Legacy. It is the central theme of Hamilton. One has to ask—could Lin-Manuel Miranda have known while penning this masterpiece that Hamilton would one day become his legacy? If so, that is quite the existential legacy within a legacy head trip.
On June 14, Hamilton finally landed in DC almost three years after opening on Broadway. The energy in the Opera House at the Kennedy Center was palpable. This one has been a long time coming.
Let me start with a confession: I have seen Hamilton once before. I saw the original Broadway cast in February of 2016. In some ways it feels like just a moment ago (how could two years have possibly passed?) and yet, it struck me while watching this performance that politically and culturally we live in a very different time than we did when Hamilton premiered in New York. The show is more relevant than ever and the energy from the audience is much less light-hearted than it was in winter of 2016 in New York. We live in difficult times and the audience watches the political musical through a much more serious lens.

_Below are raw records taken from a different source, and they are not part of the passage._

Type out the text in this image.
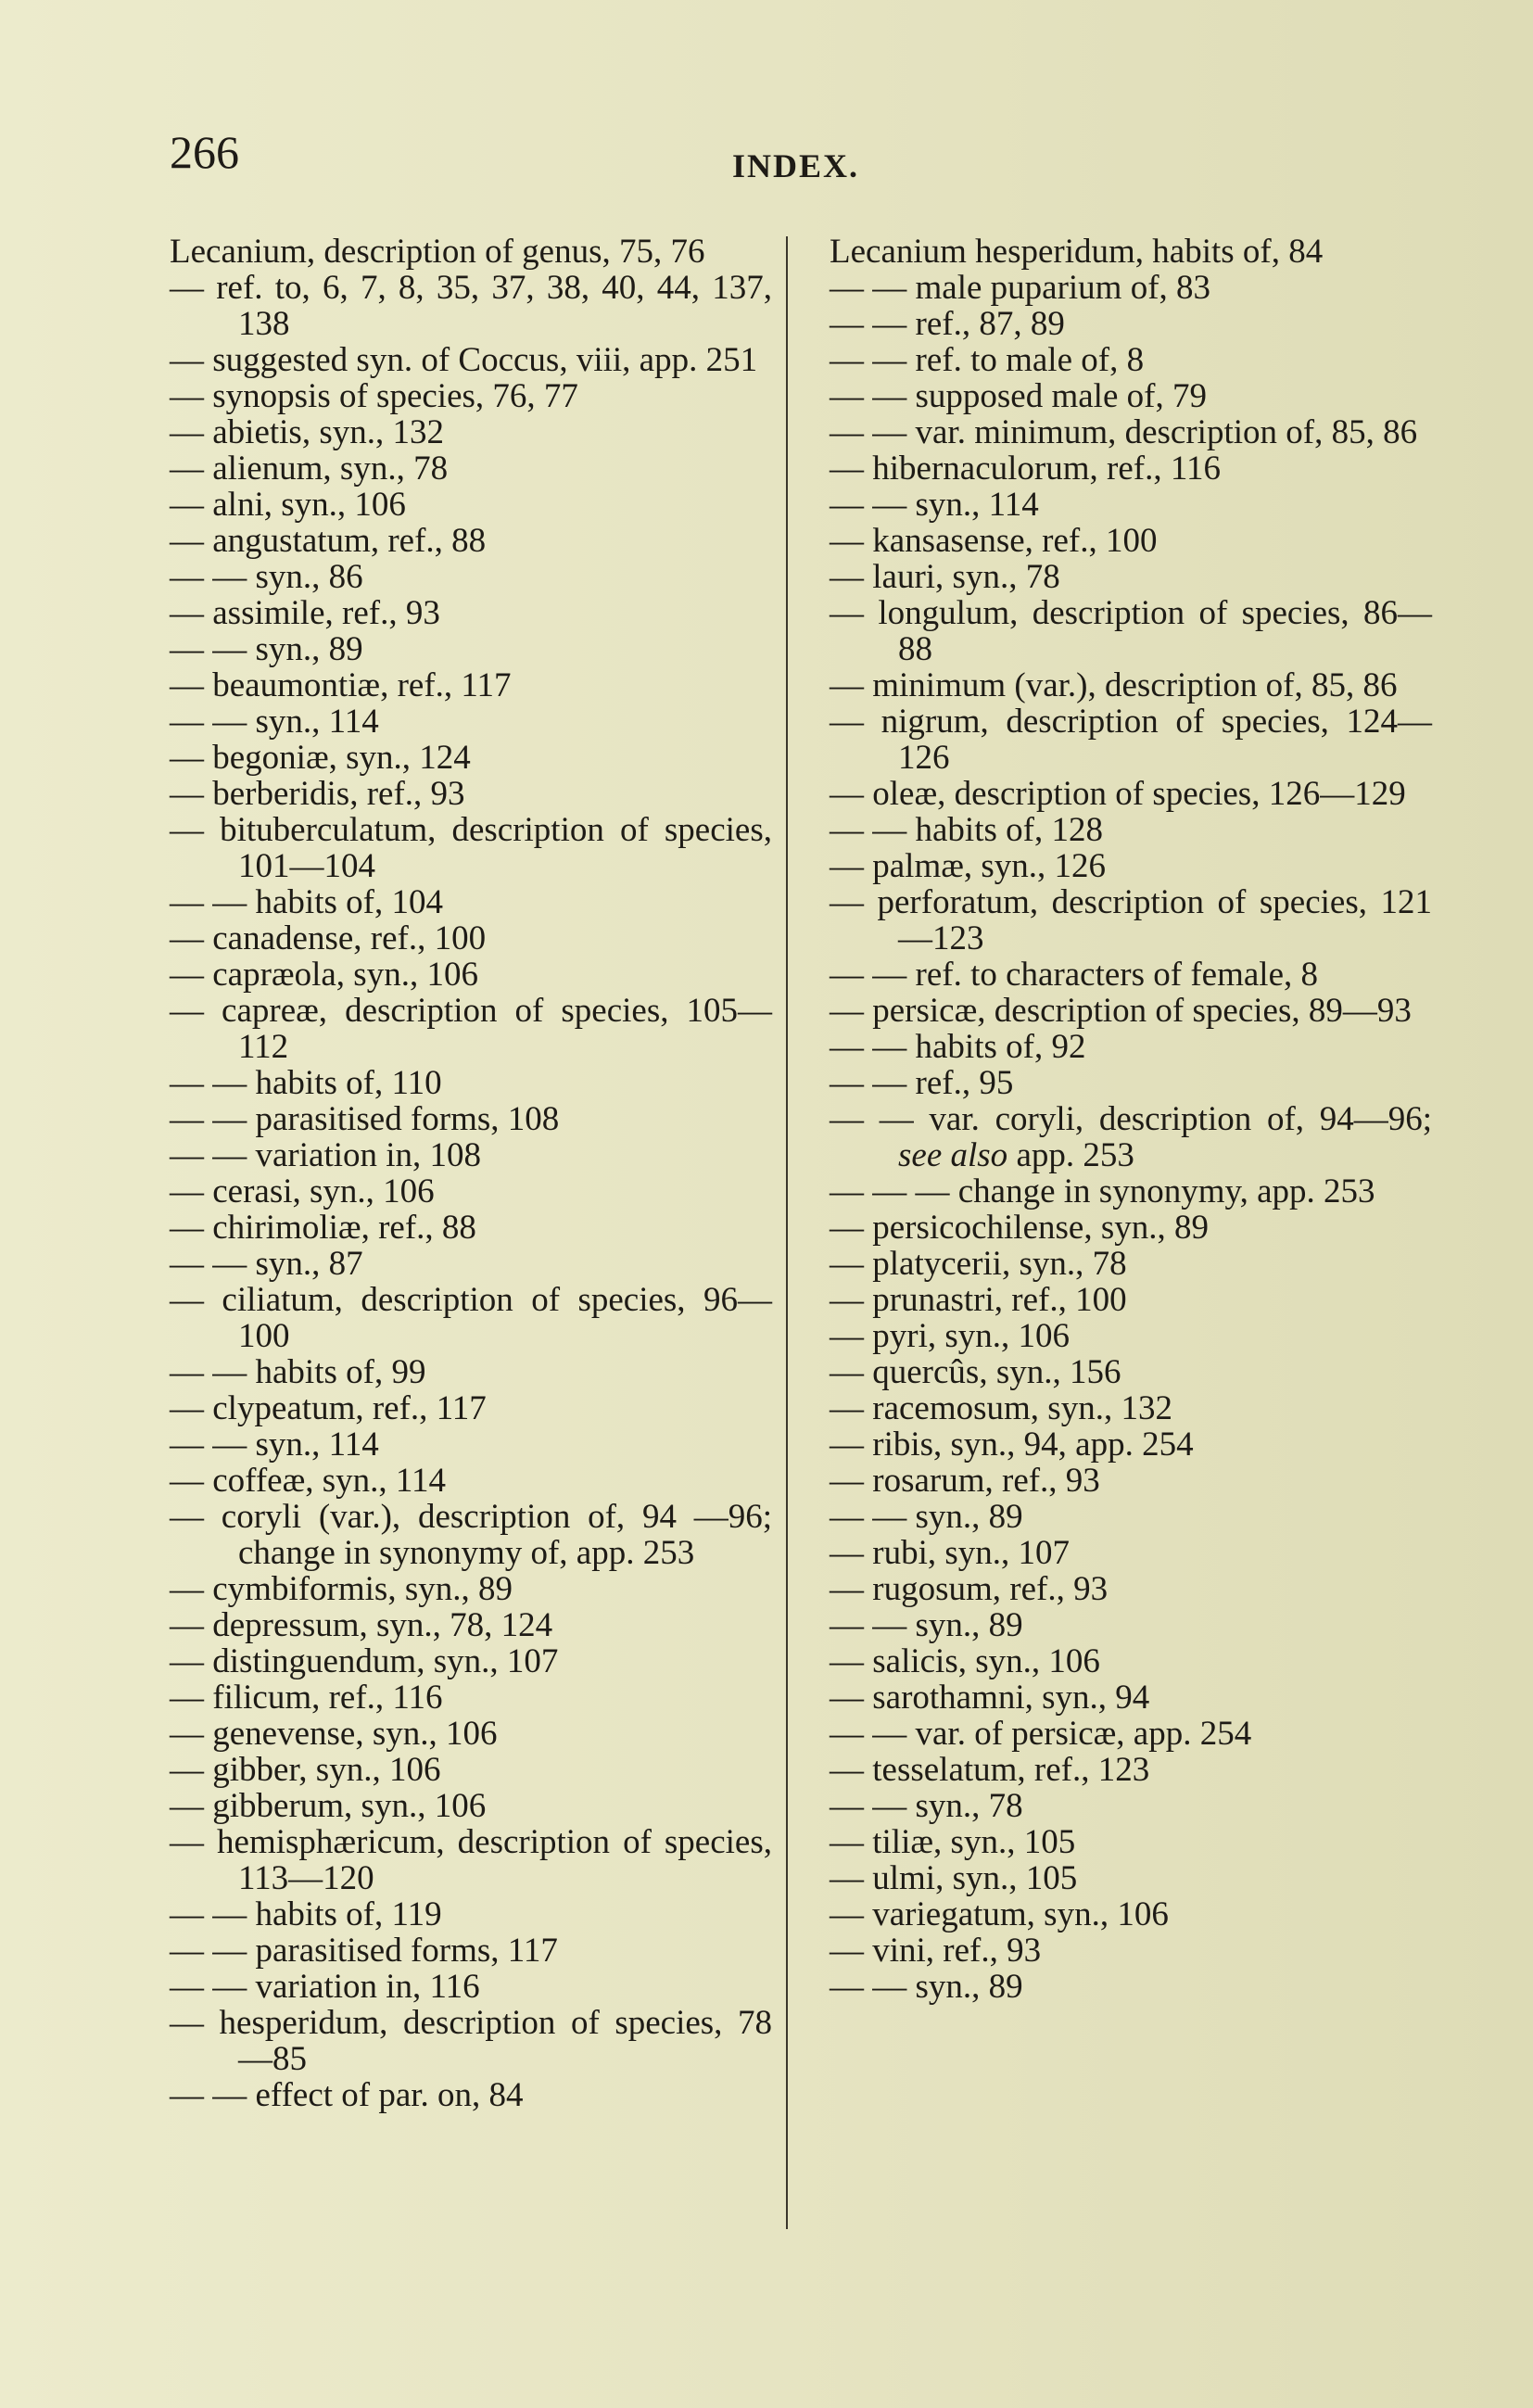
266	INDEX.

Lecanium, description of genus, 75, 76

— ref. to, 6, 7, 8, 35, 37, 38, 40, 44, 137, 138

— suggested syn. of Coccus, viii, app. 251

— synopsis of species, 76, 77

— abietis, syn., 132

— alienum, syn., 78

— alni, syn., 106

— angustatum, ref., 88

— — syn., 86

— assimile, ref., 93

— — syn., 89

— beaumontiæ, ref., 117

— — syn., 114

— begoniæ, syn., 124

— berberidis, ref., 93

— bituberculatum, description of species, 101—104

— — habits of, 104

— canadense, ref., 100

— capræola, syn., 106

— capreæ, description of species, 105—112

— — habits of, 110

— — parasitised forms, 108

— — variation in, 108

— cerasi, syn., 106

— chirimoliæ, ref., 88

— — syn., 87

— ciliatum, description of species, 96—100

— — habits of, 99

— clypeatum, ref., 117

— — syn., 114

— coffeæ, syn., 114

— coryli (var.), description of, 94 —96; change in synonymy of, app. 253

— cymbiformis, syn., 89

— depressum, syn., 78, 124

— distinguendum, syn., 107

— filicum, ref., 116

— genevense, syn., 106

— gibber, syn., 106

— gibberum, syn., 106

— hemisphæricum, description of species, 113—120

— — habits of, 119

— — parasitised forms, 117

— — variation in, 116

— hesperidum, description of species, 78—85

— — effect of par. on, 84

Lecanium hesperidum, habits of, 84

— — male puparium of, 83

— — ref., 87, 89

— — ref. to male of, 8

— — supposed male of, 79

— — var. minimum, description of, 85, 86

— hibernaculorum, ref., 116

— — syn., 114

— kansasense, ref., 100

— lauri, syn., 78

— longulum, description of species, 86—88

— minimum (var.), description of, 85, 86

— nigrum, description of species, 124—126

— oleæ, description of species, 126—129

— — habits of, 128

— palmæ, syn., 126

— perforatum, description of species, 121—123

— — ref. to characters of female, 8

— persicæ, description of species, 89—93

— — habits of, 92

— — ref., 95

— — var. coryli, description of, 94—96; see also app. 253

— — — change in synonymy, app. 253

— persicochilense, syn., 89

— platycerii, syn., 78

— prunastri, ref., 100

— pyri, syn., 106

— quercûs, syn., 156

— racemosum, syn., 132

— ribis, syn., 94, app. 254

— rosarum, ref., 93

— — syn., 89

— rubi, syn., 107

— rugosum, ref., 93

— — syn., 89

— salicis, syn., 106

— sarothamni, syn., 94

— — var. of persicæ, app. 254

— tesselatum, ref., 123

— — syn., 78

— tiliæ, syn., 105

— ulmi, syn., 105

— variegatum, syn., 106

— vini, ref., 93

— — syn., 89
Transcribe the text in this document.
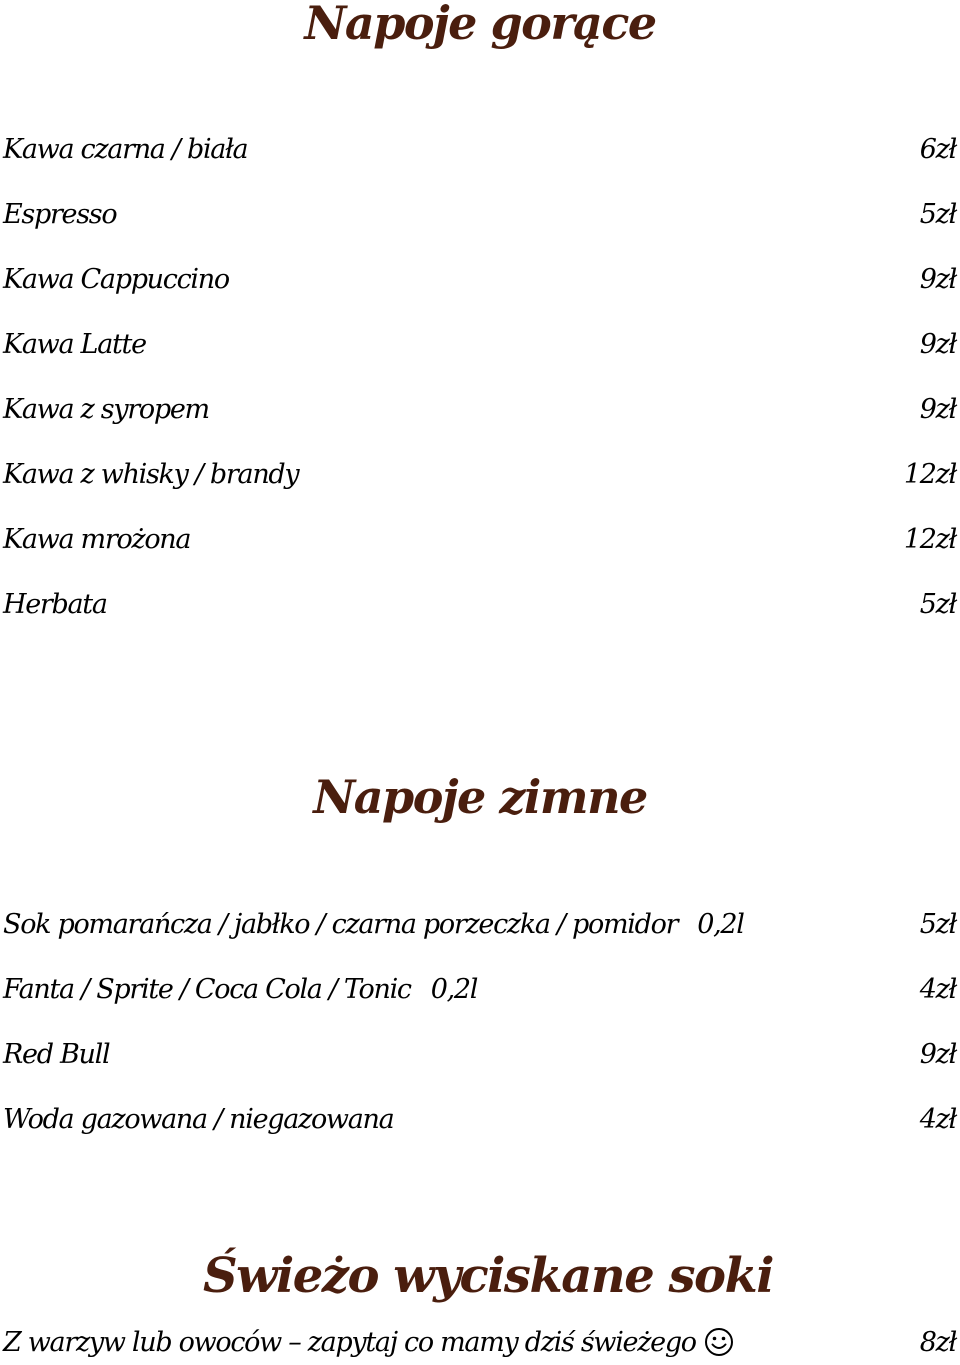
Napoje gorące
Kawa czarna / biała	6zł
Espresso	5zł
Kawa Cappuccino	9zł
Kawa Latte	9zł
Kawa z syropem	9zł
Kawa z whisky / brandy	12zł
Kawa mrożona	12zł
Herbata	5zł
Napoje zimne
Sok pomarańcza / jabłko / czarna porzeczka / pomidor 0,2l	5zł
Fanta / Sprite / Coca Cola / Tonic 0,2l	4zł
Red Bull	9zł
Woda gazowana / niegazowana	4zł
Świeżo wyciskane soki
Z warzyw lub owoców – zapytaj co mamy dziś świeżego	8zł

We ask: what happens when deals are struck in back rooms between a handful of politicians? What are they bargaining away for their own purposes? Do our elected officials really have the best interest of their constituents in mind? Are they more concerned with how they will be remembered, or how much power they can accrue, than how their actions hurt the people closest to them? Seriously, is this 1800 or 2018?
Turns out, even after having seen the original cast, there is much to say about the “Angelica Tour.” First, it is packed with fresh faces. Most of the principal cast do not have Broadway credits. Some cast members come to the production straight from college. One principal cast member even notes in his bio that this is his first equity contract. (Not a bad first union gig, eh?) What does this mean? The audience at this Hamilton gets to watch stars on the rise. Remember these names, folks.
The show’s leading player, Austin Scott—in his mid-twenties I learned upon doing some post-show research—brings a charismatic mix of charm, swagger, and depth to the complex Hamilton. After having seen Miranda originate the role, dare I say, Scott is a better fit? When Scott enters the stage and all eyes turn to him, it makes perfect sense. He’s a tall, dashing, boyish, and articulate Hamilton. The fact that Angelica, played by the sharp and grounded Sabrina Sloan, gets lost in his eyes? Well, let’s just say it’s believable.
An additional benefit in having seen the original cast and getting a fresh look at Hamilton is getting to pay even closer to attention to the details that make Hamilton a better show than all the rest. The set. The lighting. The orchestrations. And, my word, the choreography. Longtime fans of Hamilton are quick to call Miranda a “genius” for his book, music, and lyrics. But what may be even more genius? The ability to assemble a perfect creative team. Thomas Kail’s direction paired with Andy Blankenbuehler’s choreography ideally complements and heightens Miranda’s work. I was struck by how precise the machine of staging is executed in Hamilton. The choreography and blocking of the ensemble is symphonic. The use of the turntable could not be improved upon. Every piece of this show just works. You can’t help but be tempted by the thought ‘if only this team was working on all the Broadway shows. How good could a show like Amelie have been?’ I digress.
This Hamilton is sharp. It’s energetic. It’s youthful. And it’s as poignant as ever in the nation’s capital where Eliza Hamilton once helped raise funds to build the Washington Monument. Now that is a legacy.
“What is a legacy? It’s planting seeds in a garden you never get to see. I wrote some notes at the beginning of a song someone will sing for me. America, you great unfinished symphony, you sent for me. You let me make a difference, a place where even orphan immigrants can leave their fingerprints and rise up.”
Running Time: Two hours and 45 minutes, including one 20-minute intermission
Hamilton plays through September 16, 2018, at the Kennedy Center– 2700 F Street, NW in Washington, DC. Tickets are being released daily for upcoming performances. There is a four (4) ticket limit per household for Hamilton. Please note that www.kennedy-center.org is the only authorized source for Hamilton tickets in Washington, DC. There are also forty $10 orchestra seats offered for all performances via lottery at hamiltonmuiscal.com/lottery.